Após o exército aparentar ter estabelecido controle sobre o norte de Gaza no final do ano passado, a guerra entrou em uma fase menos intensa. Cerca de metade dos 50 mil soldados estacionados no norte de Gaza durante o auge da campanha em dezembro foram retirados pelos generais, e mais retiradas são esperadas até o final de janeiro. Isso criou um vácuo de poder no norte, permitindo que os combatentes do Hamas e autoridades civis tentassem retomar a autoridade, surpreendendo israelenses que esperavam a completa derrota do Hamas na região.

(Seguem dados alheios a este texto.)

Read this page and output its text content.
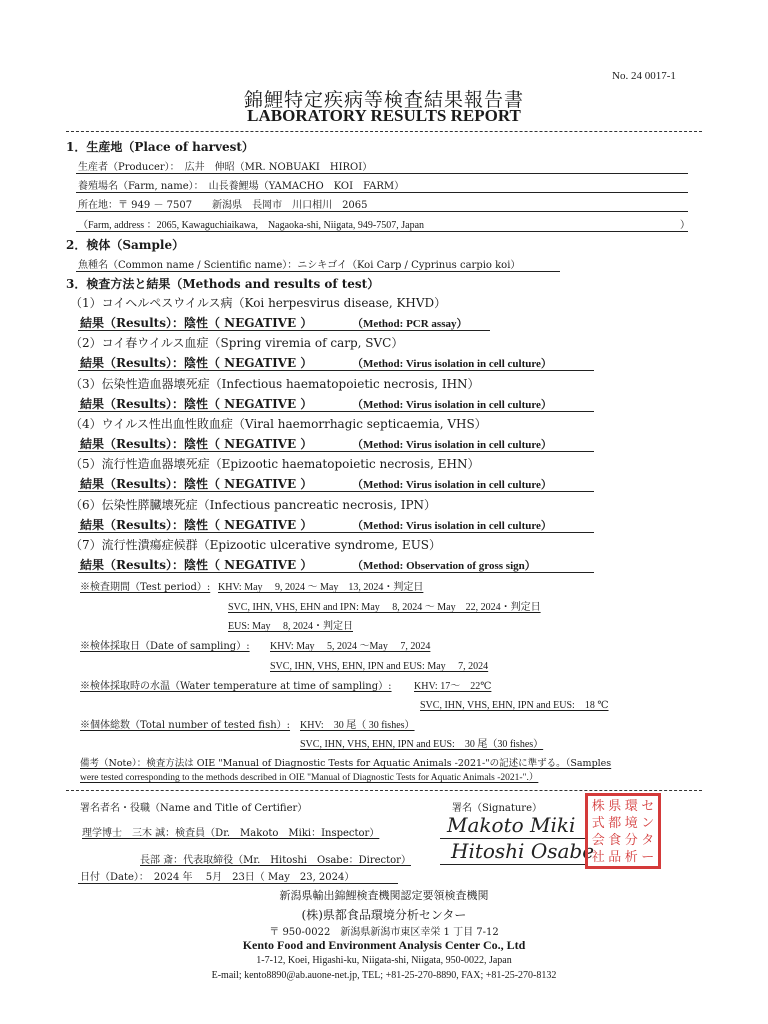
No. 24 0017-1
錦鯉特定疾病等検査結果報告書
LABORATORY RESULTS REPORT
1．生産地（Place of harvest）
生産者（Producer）：　広井　伸昭（MR. NOBUAKI　HIROI）
養殖場名（Farm, name）：　山長養鯉場（YAMACHO　KOI　FARM）
所在地：〒 949 － 7507　　新潟県　長岡市　川口相川　2065
（Farm, address ：2065, Kawaguchiaikawa,　Nagaoka-shi, Niigata, 949-7507, Japan	）
2．検体（Sample）
魚種名（Common name / Scientific name）：ニシキゴイ（Koi Carp / Cyprinus carpio koi）
3．検査方法と結果（Methods and results of test）
（1）コイヘルペスウイルス病（Koi herpesvirus disease, KHVD）
結果（Results）：陰性（ NEGATIVE ）	（Method: PCR assay）
（2）コイ春ウイルス血症（Spring viremia of carp, SVC）
結果（Results）：陰性（ NEGATIVE ）	（Method: Virus isolation in cell culture）
（3）伝染性造血器壊死症（Infectious haematopoietic necrosis, IHN）
結果（Results）：陰性（ NEGATIVE ）	（Method: Virus isolation in cell culture）
（4）ウイルス性出血性敗血症（Viral haemorrhagic septicaemia, VHS）
結果（Results）：陰性（ NEGATIVE ）	（Method: Virus isolation in cell culture）
（5）流行性造血器壊死症（Epizootic haematopoietic necrosis, EHN）
結果（Results）：陰性（ NEGATIVE ）	（Method: Virus isolation in cell culture）
（6）伝染性膵臓壊死症（Infectious pancreatic necrosis, IPN）
結果（Results）：陰性（ NEGATIVE ）	（Method: Virus isolation in cell culture）
（7）流行性潰瘍症候群（Epizootic ulcerative syndrome, EUS）
結果（Results）：陰性（ NEGATIVE ）	（Method: Observation of gross sign）
※検査期間（Test period）: KHV: May　 9, 2024 ～ May　13, 2024・判定日
SVC, IHN, VHS, EHN and IPN: May　 8, 2024 ～ May　22, 2024・判定日
EUS: May　 8, 2024・判定日
※検体採取日（Date of sampling）: KHV: May　 5, 2024 ～May　 7, 2024
SVC, IHN, VHS, EHN, IPN and EUS: May　 7, 2024
※検体採取時の水温（Water temperature at time of sampling）: KHV: 17～　22℃
SVC, IHN, VHS, EHN, IPN and EUS:　18 ℃
※個体総数（Total number of tested fish）: KHV:　30 尾（ 30 fishes）
SVC, IHN, VHS, EHN, IPN and EUS:　30 尾（30 fishes）
備考（Note）：検査方法は OIE "Manual of Diagnostic Tests for Aquatic Animals -2021-"の記述に準ずる。（Samples
were tested corresponding to the methods described in OIE "Manual of Diagnostic Tests for Aquatic Animals -2021-".）
署名者名・役職（Name and Title of Certifier）	署名（Signature）
理学博士　三木 誠：検査員（Dr.　Makoto　Miki：Inspector）
長部 斎：代表取締役（Mr.　Hitoshi　Osabe：Director）
Makoto Miki
Hitoshi Osabe
株 県 環 セ
式 都 境 ン
会 食 分 タ
社 品 析 ー
日付（Date）：　2024 年　 5月　23日（ May　23, 2024）
新潟県輸出錦鯉検査機関認定要領検査機関
(株)県都食品環境分析センター
〒 950-0022　新潟県新潟市東区幸栄 1 丁目 7-12
Kento Food and Environment Analysis Center Co., Ltd
1-7-12, Koei, Higashi-ku, Niigata-shi, Niigata, 950-0022, Japan
E-mail; kento8890@ab.auone-net.jp, TEL; +81-25-270-8890, FAX; +81-25-270-8132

Na terça-feira, militantes do Hamas no norte de Gaza dispararam cerca de 25 foguetes contra o espaço aéreo israelense, frustrando aqueles que esperavam que, após meses de guerra, as capacidades de lançamento de foguetes do Hamas fossem destruídas.

Nos últimos dias, agentes da polícia e assistentes sociais do governo liderado pelo Hamas ressurgiram em Gaza City e Beit Hanoun, tentando manter a ordem diária e restaurar alguns serviços de assistência social, de acordo com um alto funcionário israelense que falou anonimamente para discutir um assunto delicado.

Os principais líderes do Hamas em Gaza, incluindo Sinwar, Mohammad Deif e Marwan Issa, continuam foragidos.

Alguns políticos israelenses argumentam que aplicar mais força poderia derrotar o Hamas e resgatar reféns de forma mais rápida, mesmo forçando o grupo a liberar prisioneiros sem um cessar-fogo permanente. Danny Danon, um destacado legislador do partido Likud de Netanyahu, expressou a opinião de que deveriam intensificar a pressão, considerando uma mudança de abordagem.

No entanto, analistas militares discordam, afirmando que mais força teria pouco impacto. O Dr. Krieg observou que se trata de uma guerra praticamente invencível, sugerindo que em situações assim, as partes geralmente reconhecem a inviabilidade e se retiram, algo que o Hamas ainda não fez.

Apesar disso, Netanyahu defende a continuidade da guerra, alegando que é possível alcançar todos os objetivos de Israel e rejeitando a ideia de interromper o conflito antes de atingir esses objetivos, argumentando que isso transmitiria uma mensagem de fraqueza.